MISRA 2012 Rule 14.2

I have a question related to MISRA 2012 Rule 14.2 "A for loop shall be well-formed"

Conside below sample code :

int foo (int *ptr)
{
    (*ptr)--;
     return *ptr;
}

void main()
{
    int a =20;
    int i;
    for (i=0; i< foo(&a) ; i++)
    {
         /*
         <loop body>
         */       
    }
}

Here for line for (i=0; i< foo(&a) ; i++) I am getting a MISRA violation, 14.2. The question is when we modify the variable (a) present in the loop condition (i< foo(&a)), in a function like shown. is it valid violation ?

Its just a sample case, for 14.2, Please do not focus on the loop being infinite in the above sample code.

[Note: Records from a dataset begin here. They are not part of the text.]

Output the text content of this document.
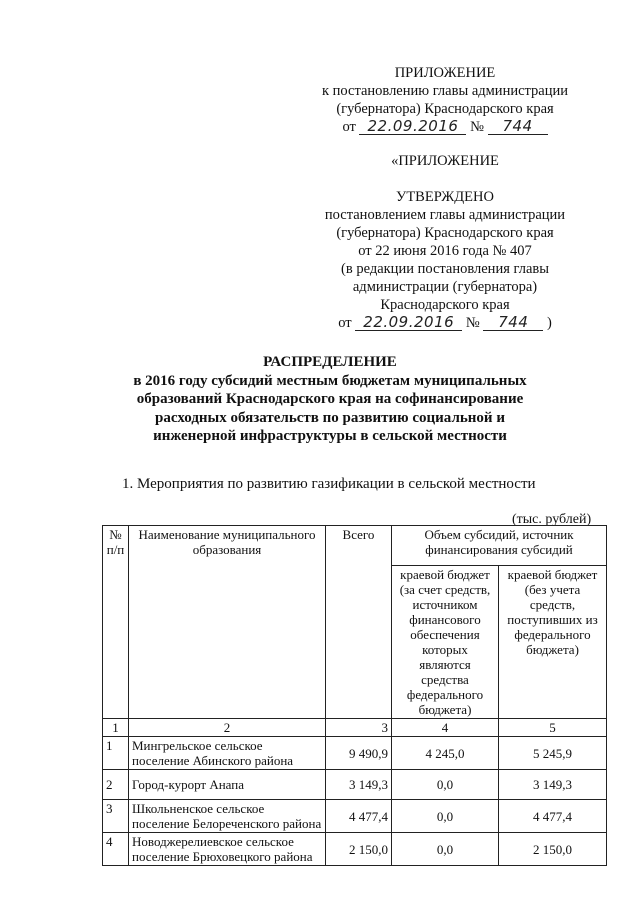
ПРИЛОЖЕНИЕ
к постановлению главы администрации
(губернатора) Краснодарского края
от 22.09.2016 № 744
«ПРИЛОЖЕНИЕ
УТВЕРЖДЕНО
постановлением главы администрации
(губернатора) Краснодарского края
от 22 июня 2016 года № 407
(в редакции постановления главы
администрации (губернатора)
Краснодарского края
от 22.09.2016 № 744 )
РАСПРЕДЕЛЕНИЕ
в 2016 году субсидий местным бюджетам муниципальных
образований Краснодарского края на софинансирование
расходных обязательств по развитию социальной и
инженерной инфраструктуры в сельской местности
1. Мероприятия по развитию газификации в сельской местности
(тыс. рублей)
№ п/п	Наименование муниципального образования	Всего	Объем субсидий, источник финансирования субсидий	
			краевой бюджет (за счет средств, источником финансового обеспечения которых являются средства федерального бюджета)	краевой бюджет (без учета средств, поступивших из федерального бюджета)
1	2	3	4	5
1	Мингрельское сельское поселение Абинского района	9 490,9	4 245,0	5 245,9
2	Город-курорт Анапа	3 149,3	0,0	3 149,3
3	Школьненское сельское поселение Белореченского района	4 477,4	0,0	4 477,4
4	Новоджерелиевское сельское поселение Брюховецкого района	2 150,0	0,0	2 150,0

14.2 Rule : Second clause which
- Shall be an expression that has no persistent side effects, and
- Shall use the loop counter and optionally loop control flags, and
- Shall not use any other object that is modified in the for loop body.

Example :-

 bool_t flag = false;
    for ( int16_t i = 0; ( i < 5 ) && !flag; i++ )
    {
    if ( C )
    {
    flag = true; /* Compliant - allows early termination
    * of loop */
    }
    i = i + 3; /* Non-compliant - altering the loop
    * counter */
    }

Solution

Your example code violates the quoted rule (first bullet) because
it does have side effects (or the compiler cannot really tell, because of calling a function with a prototype which would allow such side effects - and happens to have at least one).

Your example might violate the quoted rule (third bullet) if the (side-) effects of the loop continuation condition (i< foo(&a)) are counted (by your specific MISRA analyser) as part of "the loop body". (I would not, but your tool might.)

So your shown code violates the rule between one and two times.